Our statistical models explained a great share of the overall variance in costs, with coefficients of delimination (R2) ranging from 0.34 to 0.48. One must note that these high values of R2 are in part a result of pseudo-variance generated by the variables disc location and employment status. Whereas average costs of disc surgery were 3,572 Euro for lumbal disc herniation, they were 5,618 Euro for cervical disc herniation. Indirect costs predominantly occurred in employed patients resulting in average 3-month indirect costs of 5,338 Euro for those employed compared to 1,907 Euro for those unemployed. Thus the relative high values of R2 generated by our models should be seen with caution.

Our study has some limitations. We found relative high portions of missing values in DRG rates and the number of drug packages used. DRG coding required a complete set of variables, including hospital record data which were often not available, whereas the high portion of missings for drug packages may be due to memory effects. Our sample contained patients with cervical and lumbal disc herniations, which may bias our results. However, disease specific and sociodemographic characteristics were similar in both patient groups; furthermore we controlled for disc location in our regression analysis. Our assessment of psychiatric comorbidity was restricted to the most important CIDI sections (affective, anxiety and substance use disorders) that represent the most prevalent and costly psychiatric disorders. Further, the assessment of psychiatric comorbidity took place after the surgical intervention and may be influenced by this acute event, resulting in an overestimation of prevalence rates. Finally, some prices were not from our base year 2007, because no prices for this year were available. Instead we were forced to use prices of 2008 and 2009 for some goods. However, the portion of costs affected by this bias was very low und should not have a significant effect on the results.

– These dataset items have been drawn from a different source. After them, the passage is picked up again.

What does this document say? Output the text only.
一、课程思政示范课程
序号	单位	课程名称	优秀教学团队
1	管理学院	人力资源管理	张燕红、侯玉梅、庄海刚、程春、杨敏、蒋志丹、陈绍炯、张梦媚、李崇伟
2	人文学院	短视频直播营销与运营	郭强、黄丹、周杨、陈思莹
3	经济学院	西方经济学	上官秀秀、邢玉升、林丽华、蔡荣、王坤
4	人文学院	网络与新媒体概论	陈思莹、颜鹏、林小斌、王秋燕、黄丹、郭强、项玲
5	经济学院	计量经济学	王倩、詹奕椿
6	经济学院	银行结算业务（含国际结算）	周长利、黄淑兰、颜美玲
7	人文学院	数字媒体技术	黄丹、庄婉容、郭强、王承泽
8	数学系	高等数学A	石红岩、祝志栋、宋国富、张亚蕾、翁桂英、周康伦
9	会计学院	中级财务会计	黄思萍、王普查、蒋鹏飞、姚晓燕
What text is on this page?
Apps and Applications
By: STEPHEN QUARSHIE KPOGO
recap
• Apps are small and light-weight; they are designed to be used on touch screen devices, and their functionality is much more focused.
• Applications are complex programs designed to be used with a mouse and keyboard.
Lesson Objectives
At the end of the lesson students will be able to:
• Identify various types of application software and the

Implications for clinical practice

Our findings imply that more attention should be given to psychiatric comorbidity in the back pain patients undergoing disc surgery. Clinicians should be aware of the high prevalence rates of psychiatric comorbidity in back pain patients, in particular in the most severe cases which are treated via surgery. If applicable, they should consider the assessment of psychiatric distress and support of mental health professionals [39]. Multimodal diagnostic and therapy approaches that pay attention to psychiatric comorbidity may help to improve the outcomes of surgical therapy and to reduce the costs connected to psychiatric comorbidity.

Conclusion

We found a strong effect of psychiatric comorbidity on direct as well as indirect costs in back pain patients undergoing disc surgery. Yet utilization of psychiatric treatments was negligible. The cost effect of psychiatric comorbidity decreased during the rehabilitation period but was present again at follow up. More attention should be given to psychiatric comorbidity in disc surgery patients and mental health care services should be offered to these patients.